We can also add a linear regression which will be calculated directly by specifying the method as "lm". Since Month is a factor the linear regression will be calculated separately for each month automatically. The SE option is a request to not print the standard error that would make the plot cluttered.

qplot(x = Temp, y = Ozone, data = aq, 
      col= Month, 
      geom = c("point", "smooth"), 
      method = "lm", 
      se = FALSE)
`geom_smooth()` using formula 'y ~ x'
Scatter plot for  Ozone vs Temperature, linear regression for each month.

Figure 5.16: Scatter plot for Ozone vs Temperature, linear regression for each month.

To compute the linear regression as we did with the classic R plot all we need to do is to specify that we want to use month as a numeric value. We can also now turn SE to TRUE if we wish:

qplot(x=Temp, y=Ozone, data=aq, 
      col=as.numeric(Month), 
      geom=c("point", "smooth"), 
      method="lm", 
      se = T)
`geom_smooth()` using formula 'y ~ x'
Scatter plot for  Ozone vs Temperature. Linear regression for all months.

Figure 5.17: Scatter plot for Ozone vs Temperature. Linear regression for all months.

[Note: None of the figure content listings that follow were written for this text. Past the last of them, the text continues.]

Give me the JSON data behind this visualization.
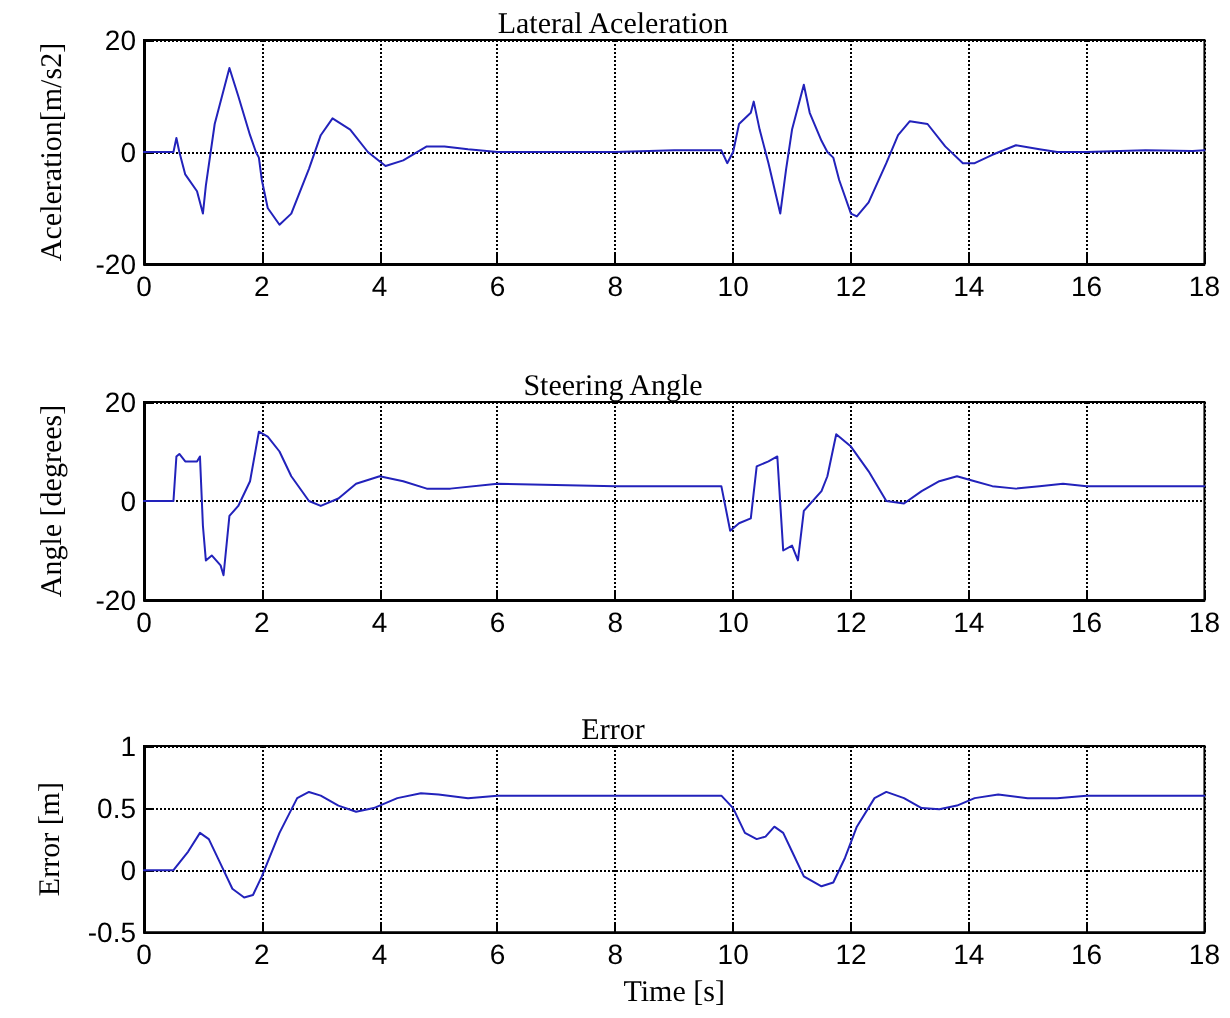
{
  "chart_data": [
    {
      "type": "line",
      "title": "Lateral Aceleration",
      "ylabel": "Aceleration[m/s2]",
      "xlim": [
        0,
        18
      ],
      "xticks": [
        0,
        2,
        4,
        6,
        8,
        10,
        12,
        14,
        16,
        18
      ],
      "ylim": [
        -20,
        20
      ],
      "yticks": [
        -20,
        0,
        20
      ],
      "grid": true,
      "marker": "none",
      "line_style": "solid",
      "series": [
        {
          "color": "#2222bb",
          "x": [
            0,
            0.5,
            0.55,
            0.6,
            0.7,
            0.9,
            1.0,
            1.05,
            1.2,
            1.45,
            1.6,
            1.8,
            1.9,
            1.95,
            2.0,
            2.1,
            2.3,
            2.5,
            2.8,
            3.0,
            3.2,
            3.5,
            3.8,
            4.1,
            4.4,
            4.8,
            5.1,
            5.5,
            6,
            7,
            8,
            9,
            9.8,
            9.9,
            10.0,
            10.1,
            10.3,
            10.35,
            10.45,
            10.6,
            10.8,
            10.9,
            11.0,
            11.2,
            11.3,
            11.5,
            11.6,
            11.7,
            11.8,
            12.0,
            12.1,
            12.3,
            12.6,
            12.8,
            13.0,
            13.3,
            13.6,
            13.9,
            14.1,
            14.4,
            14.8,
            15.2,
            15.5,
            16,
            17,
            17.8,
            18
          ],
          "values": [
            0,
            0,
            2.5,
            0,
            -4,
            -7,
            -11,
            -6,
            5,
            15,
            10,
            3,
            0,
            -1,
            -5,
            -10,
            -13,
            -11,
            -3,
            3,
            6,
            4,
            0,
            -2.5,
            -1.5,
            1,
            1,
            0.5,
            0,
            0,
            0,
            0.3,
            0.3,
            -2,
            0,
            5,
            7,
            9,
            4,
            -2,
            -11,
            -3,
            4,
            12,
            7,
            2,
            0,
            -1,
            -5,
            -11,
            -11.5,
            -9,
            -2,
            3,
            5.5,
            5,
            1,
            -2,
            -2,
            -0.5,
            1.2,
            0.5,
            0,
            0,
            0.3,
            0.2,
            0.3
          ]
        }
      ]
    },
    {
      "type": "line",
      "title": "Steering Angle",
      "ylabel": "Angle [degrees]",
      "xlim": [
        0,
        18
      ],
      "xticks": [
        0,
        2,
        4,
        6,
        8,
        10,
        12,
        14,
        16,
        18
      ],
      "ylim": [
        -20,
        20
      ],
      "yticks": [
        -20,
        0,
        20
      ],
      "grid": true,
      "marker": "none",
      "line_style": "solid",
      "series": [
        {
          "color": "#2222bb",
          "x": [
            0,
            0.5,
            0.55,
            0.6,
            0.7,
            0.9,
            0.95,
            1.0,
            1.05,
            1.15,
            1.3,
            1.35,
            1.45,
            1.6,
            1.8,
            1.95,
            2.1,
            2.3,
            2.5,
            2.8,
            3.0,
            3.3,
            3.6,
            4.0,
            4.4,
            4.8,
            5.2,
            6,
            8,
            9.8,
            9.95,
            10.1,
            10.3,
            10.4,
            10.6,
            10.75,
            10.85,
            11.0,
            11.1,
            11.2,
            11.5,
            11.6,
            11.75,
            12.0,
            12.3,
            12.6,
            12.9,
            13.2,
            13.5,
            13.8,
            14.1,
            14.4,
            14.8,
            15.2,
            15.6,
            16,
            18
          ],
          "values": [
            0,
            0,
            9,
            9.5,
            8,
            8,
            9,
            -5,
            -12,
            -11,
            -13,
            -15,
            -3,
            -1,
            4,
            14,
            13,
            10,
            5,
            0,
            -1,
            0.5,
            3.5,
            5,
            4,
            2.5,
            2.5,
            3.5,
            3,
            3,
            -6,
            -4.5,
            -3.5,
            7,
            8,
            9,
            -10,
            -9,
            -12,
            -2,
            2,
            5,
            13.5,
            11,
            6,
            0,
            -0.5,
            2,
            4,
            5,
            4,
            3,
            2.5,
            3,
            3.5,
            3,
            3
          ]
        }
      ]
    },
    {
      "type": "line",
      "title": "Error",
      "xlabel": "Time [s]",
      "ylabel": "Error [m]",
      "xlim": [
        0,
        18
      ],
      "xticks": [
        0,
        2,
        4,
        6,
        8,
        10,
        12,
        14,
        16,
        18
      ],
      "ylim": [
        -0.5,
        1
      ],
      "yticks": [
        -0.5,
        0,
        0.5,
        1
      ],
      "grid": true,
      "marker": "none",
      "line_style": "solid",
      "series": [
        {
          "color": "#2222bb",
          "x": [
            0,
            0.5,
            0.75,
            0.95,
            1.1,
            1.3,
            1.5,
            1.7,
            1.85,
            2.0,
            2.3,
            2.6,
            2.8,
            3.0,
            3.3,
            3.6,
            3.9,
            4.3,
            4.7,
            5.0,
            5.5,
            6,
            8,
            9.8,
            10.0,
            10.2,
            10.4,
            10.55,
            10.7,
            10.85,
            11.0,
            11.2,
            11.5,
            11.7,
            11.9,
            12.1,
            12.4,
            12.6,
            12.9,
            13.2,
            13.5,
            13.8,
            14.1,
            14.5,
            15.0,
            15.5,
            16,
            18
          ],
          "values": [
            0,
            0,
            0.15,
            0.3,
            0.25,
            0.05,
            -0.15,
            -0.22,
            -0.2,
            -0.05,
            0.3,
            0.58,
            0.63,
            0.6,
            0.52,
            0.47,
            0.5,
            0.58,
            0.62,
            0.61,
            0.58,
            0.6,
            0.6,
            0.6,
            0.5,
            0.3,
            0.25,
            0.27,
            0.35,
            0.3,
            0.15,
            -0.05,
            -0.13,
            -0.1,
            0.1,
            0.35,
            0.58,
            0.63,
            0.58,
            0.5,
            0.49,
            0.52,
            0.58,
            0.61,
            0.58,
            0.58,
            0.6,
            0.6
          ]
        }
      ]
    }
  ]
}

The result is that the legend now reports Month as a continous data, which is not correct. The legend could removed by adding + theme(legend.position="none") as we saw above.

If we do not specify the method by removing method="lm" we obtain the default, more complex, non linear regression line. In that case the “loess” regression is used.

qplot(x=Temp, y=Ozone, data=aq, 
      col=as.numeric(Month), 
      geom=c("point", "smooth"), 
      se = T) + 
  theme(legend.position="none")
`geom_smooth()` using method = 'loess' and formula 'y ~ x'
Scatter plot for  Ozone vs Temperature. Linear regression for all months.

Figure 5.18: Scatter plot for Ozone vs Temperature. Linear regression for all months.

These examples above are to show what is possible with qplot which is the quick plot version of the more fancy ggplot.

Using Internet search is useful to find examples of code that help. For example the linear regression addition was found on this stack overflow page: I need to add linear regression trend lines to qplot14.

References

Chambers, J. M., W. S. Cleaveland, B Keliner, and P. A. Tukey. 1985. Graphical Methods for Data Analysis. Wadsworth (U.A.).